Né en 43 avant J.-C. à Sulmone, près de Rome, Ovide est un poète majeur de la latinité. Il est célèbre pour ses « Métamorphoses ».
Rejetant la proximité avec les différents pouvoirs politiques, il développe d’abord, le thème de l’amour, qui le rend célèbre, très jeune, puis projette d’écrire une œuvre qui cherche à retracer le parcours de la création du monde jusqu’à son époque. Il composera ainsi les Métamorphoses en 12000 vers, où sont réunies 231 histoires, en 15 livres.
Le mythe, comme récit imaginaire, donne aux Métamorphoses une force poétique, revisitée à travers les siècles par divers poètes et auteurs qui sont allés sur ses traces.
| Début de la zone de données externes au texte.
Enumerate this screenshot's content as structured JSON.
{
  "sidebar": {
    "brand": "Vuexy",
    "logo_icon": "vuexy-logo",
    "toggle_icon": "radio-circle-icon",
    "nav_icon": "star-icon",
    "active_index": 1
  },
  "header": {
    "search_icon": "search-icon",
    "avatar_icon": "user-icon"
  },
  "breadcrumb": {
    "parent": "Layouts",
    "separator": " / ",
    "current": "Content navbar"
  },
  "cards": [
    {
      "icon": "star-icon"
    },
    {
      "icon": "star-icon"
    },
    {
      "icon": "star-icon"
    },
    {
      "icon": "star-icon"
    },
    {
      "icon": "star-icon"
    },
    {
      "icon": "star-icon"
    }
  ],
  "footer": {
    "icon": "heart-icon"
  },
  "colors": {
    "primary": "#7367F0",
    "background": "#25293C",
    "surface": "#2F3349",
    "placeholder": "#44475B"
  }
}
Exilé en Mer noire, à la fin de sa vie, pour une raison inconnue, pris de désespoir, il écrit des poèmes pleins de mélancolie, Les Tristes, Les Pontiques. Il meurt en 18 après J.-C.
Tahar Bekri
Il était une source limpide aux eaux brillantes et argentées, que ni les bergers, ni les chèvres qui paissent sur la montagne, ni nul autre bétail n’avait jamais approchée, que n’avait troublée, nul oiseau, nulle bête sauvage, nul rameau tombé d’un arbre. Elle était entourée de gazon qu’entretenait la proximité de l’eau : et la forêt empêchait le soleil de jamais réchauffer ces lieux. C’est là que l’enfant, fatigué par l’ardeur de la chasse et par la chaleur, vint s’étendre, attiré par l’aspect du lieu et par la source. Mais, tandis qu’il tente d’apaiser sa soif, une autre soif grandit en lui. Pendant qu’il boit, séduit par l’image de sa beauté qu’il aperçoit, il s’éprend d’un reflet sans consistance, il prend pour un corps ce qui n’est qu’une ombre. Il reste en extase devant lui-même, et, sans bouger, le visage fixe, absorbé dans ce spectacle, il semble une statue faite de marbre de Paros. Il contemple, couché sur le sol, deux astres, ses propres yeux, et ses cheveux, dignes de Bacchus, dignes aussi d’Apollon, ses joues imberbes, son cou d’ivoire, sa bouche charmante, et la rougeur qui colore la blancheur de neige de son teint. Il admire tout ce par quoi il inspire l’admiration. Il se désire, dans son ignorance, lui-même. Ses louanges, c’est lui-même qu’il les décerne. Les ardeurs qu’il ressent, c’est lui qui les inspire. Il est l’aliment du feu qu’il allume. A combien de reprises il prodigua de vains baisers à l’onde trompeuse ! Que de fois, pour saisir le cou aperçu, il plongea dans l’eau ses bras, sans les refermer sur soi. Que voit-il donc ? Il l’ignore; mais ce qu’il voit l’embrase, et la même erreur qui abuse ses yeux excite leur convoitise. Crédule enfant, à quoi bon ces vains efforts pour saisir une fugitive apparence? L’objet de ton désir n’existe pas ! Celui de ton amour, détourne-toi et tu le feras disparaître. Cette ombre que tu vois, c’est le reflet de ton image. Elle n’est rien par elle-même, c’est avec toi qu’elle est apparue, quelle persiste, et ton départ la dissiperait, si tu avais le courage de partir!
Mais ni le souci de Cérès, ni celui du repos ne peut l’arracher de là, étendu dans l’herbe épaisse, il contemple, sans en rassasier ses regards, la mensongère image, et par ses propres yeux se fait lui-même l’artisan de sa perte.
Les Métamorphoses, Livre III (traduction de Joseph Chamonard, ‘‘Etonnants classiques’’, GF Flammarion).